At the time of writing, the documents had not yet been made available, but we are assuming that the masterplan that will be submitted is the one that has been shown at previous public open days, which we
wrote about on this blog. When the documents are available we will publish our own assessment.
Much of the coverage has been largely cut-and-pasting from the press release, which was presumably sent out by Hutchison Whampoa.
However the architectural magazine Building Design was critical of the new masterplan, with the magazine's executive editor Ellis Woodman using his leader column to back up some of the issues raised by Deptford Is..
"Since its closure as a site of industry in 2000, Convoys Wharf in Deptford has proved one of London’s most intractable development conundrums.
Rogers Stirk Harbour & Partners and Aedas have previously drawn up plans for the 16ha Thames-side site and now Terry Farrell’s office has submitted a third proposal.
Sadly, it remains no less persuasive than its predecessors.
The fundamental problem is the developers’ determination to create 3,500 new homes on a site 10km from the centre of London that lacks a tube stop. That is a particular problem given how few of this luxury riverside development’s 9,000 residents will be employed close to home. Deptford is, after all, one of the poorest wards in one of the poorest boroughs in London.
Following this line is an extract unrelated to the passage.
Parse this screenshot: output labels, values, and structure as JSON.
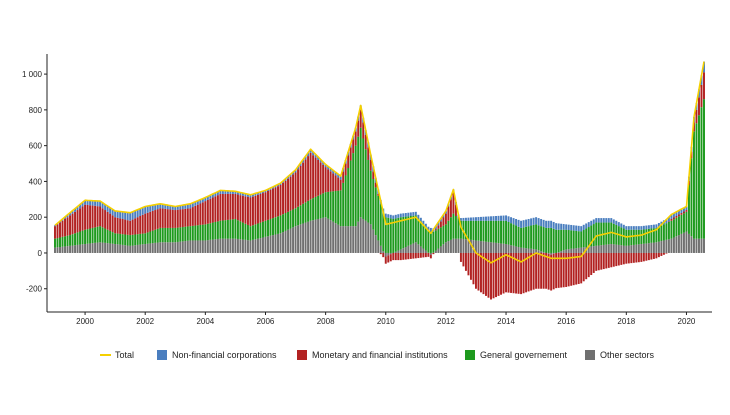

Quite what the development gives back to the community is also hard to fathom. Once an area providing local employment, it is to be replaced by a dormitory village that lacks the transport network to support it. Instead, what’s needed is a development that recognises the obligations it owes the community."
The
Evening Standard, whose architecture critic
Kieran Long wrote insightfully about the project in 2011,
went to the other extreme, focussing on Terry Farrell's quote that his masterplan was capable of turning Deptford into 'the Shoreditch of south London'. Deptford Is.. finds this concept hard to grasp, and questions the basis of such an assertion.
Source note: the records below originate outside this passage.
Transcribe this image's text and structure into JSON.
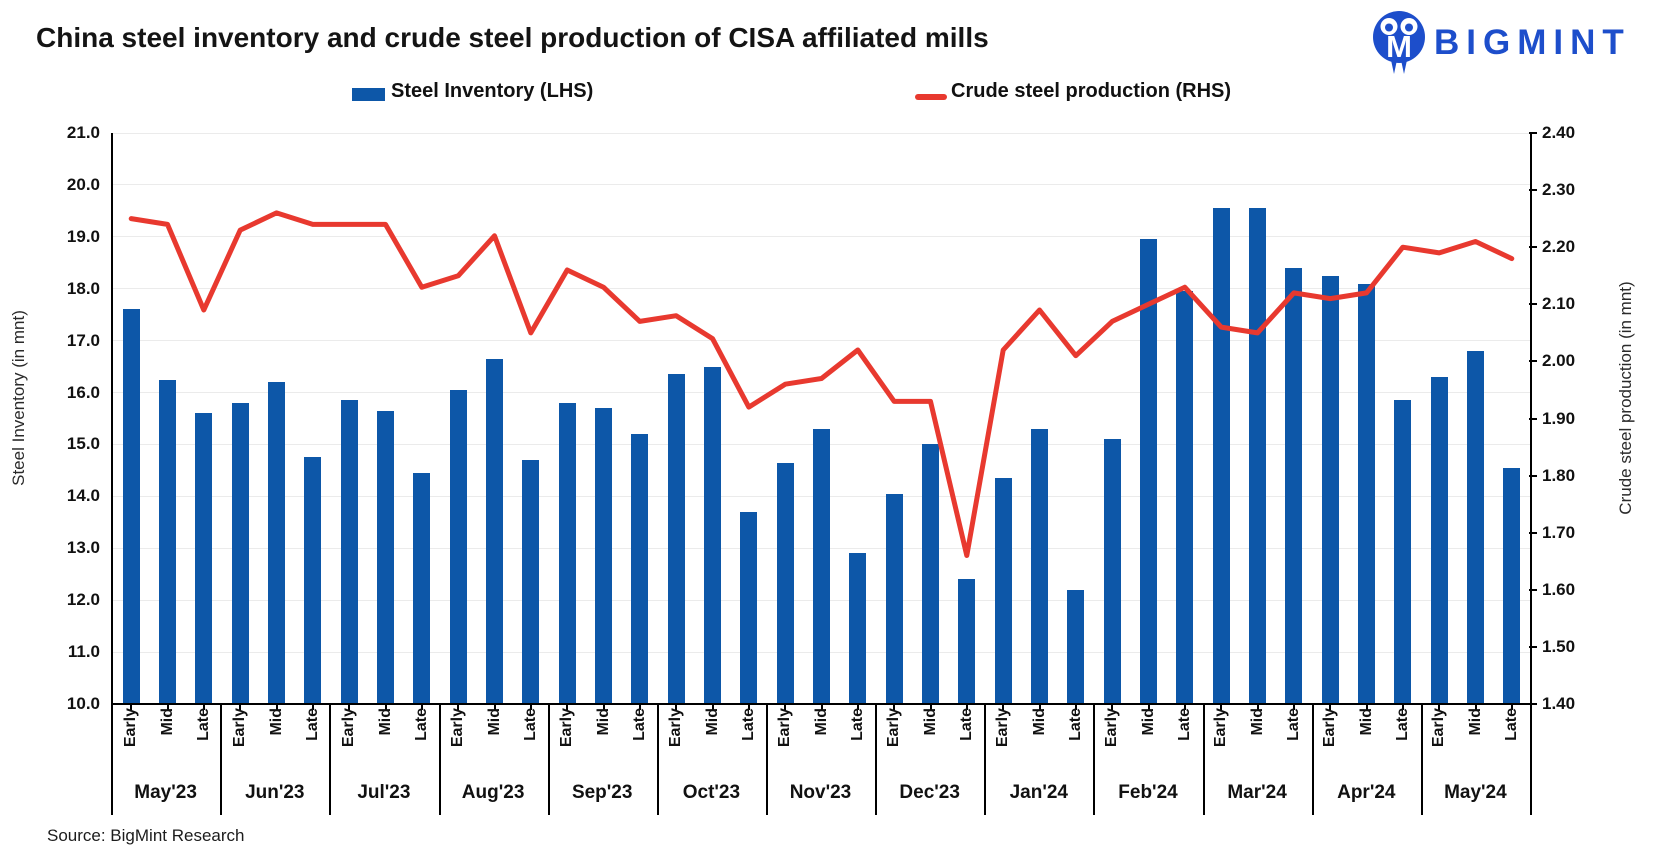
{
  "header": {
    "title": "China steel inventory and crude steel production of CISA affiliated mills",
    "brand": "BIGMINT"
  },
  "legend": {
    "bar": "Steel Inventory (LHS)",
    "line": "Crude steel production (RHS)"
  },
  "source_note": "Source: BigMint Research",
  "colors": {
    "bar_blue": "#0d57a8",
    "line_red": "#e8392f",
    "brand_blue": "#1d4ecb",
    "grid_gray": "#ebebeb",
    "axis_black": "#000000"
  },
  "chart_data": {
    "type": "combo_bar_line",
    "title": "China steel inventory and crude steel production of CISA affiliated mills",
    "months": [
      "May'23",
      "Jun'23",
      "Jul'23",
      "Aug'23",
      "Sep'23",
      "Oct'23",
      "Nov'23",
      "Dec'23",
      "Jan'24",
      "Feb'24",
      "Mar'24",
      "Apr'24",
      "May'24"
    ],
    "periods": [
      "Early",
      "Mid",
      "Late"
    ],
    "series": [
      {
        "name": "Steel Inventory (LHS)",
        "type": "bar",
        "axis": "left",
        "values": [
          17.6,
          16.25,
          15.6,
          15.8,
          16.2,
          14.75,
          15.85,
          15.65,
          14.45,
          16.05,
          16.65,
          14.7,
          15.8,
          15.7,
          15.2,
          16.35,
          16.5,
          13.7,
          14.65,
          15.3,
          12.9,
          14.05,
          15.0,
          12.4,
          14.35,
          15.3,
          12.2,
          15.1,
          18.95,
          17.95,
          19.55,
          19.55,
          18.4,
          18.25,
          18.1,
          15.85,
          16.3,
          16.8,
          14.55
        ]
      },
      {
        "name": "Crude steel production (RHS)",
        "type": "line",
        "axis": "right",
        "values": [
          2.25,
          2.24,
          2.09,
          2.23,
          2.26,
          2.24,
          2.24,
          2.24,
          2.13,
          2.15,
          2.22,
          2.05,
          2.16,
          2.13,
          2.07,
          2.08,
          2.04,
          1.92,
          1.96,
          1.97,
          2.02,
          1.93,
          1.93,
          1.66,
          2.02,
          2.09,
          2.01,
          2.07,
          2.1,
          2.13,
          2.06,
          2.05,
          2.12,
          2.11,
          2.12,
          2.2,
          2.19,
          2.21,
          2.18
        ]
      }
    ],
    "left_axis": {
      "title": "Steel Inventory (in mnt)",
      "min": 10.0,
      "max": 21.0,
      "step": 1.0,
      "ticks": [
        "10.0",
        "11.0",
        "12.0",
        "13.0",
        "14.0",
        "15.0",
        "16.0",
        "17.0",
        "18.0",
        "19.0",
        "20.0",
        "21.0"
      ]
    },
    "right_axis": {
      "title": "Crude steel production (in mnt)",
      "min": 1.4,
      "max": 2.4,
      "step": 0.1,
      "ticks": [
        "1.40",
        "1.50",
        "1.60",
        "1.70",
        "1.80",
        "1.90",
        "2.00",
        "2.10",
        "2.20",
        "2.30",
        "2.40"
      ]
    },
    "grid": true,
    "legend_position": "top"
  }
}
Leaving aside the question of whether local residents want to live in a 'new Shoreditch', the notion that building a high-density residential development in an area of deprivation will turn one place into another is out of touch with reality. Terry Farrell was supposedly brought in to re-imagine the masterplan and connect it with the site's heritage, using a 'ground-up' approach that respected the history of Deptford and used it to inform a revised proposal. Farrell also said that the development would attract a more affluent class of resident to Deptford. That much is clear, since the prices of apartments are likely to be well above the means of most people living here already, but there is little indication of how this will have a positive impact on Deptford.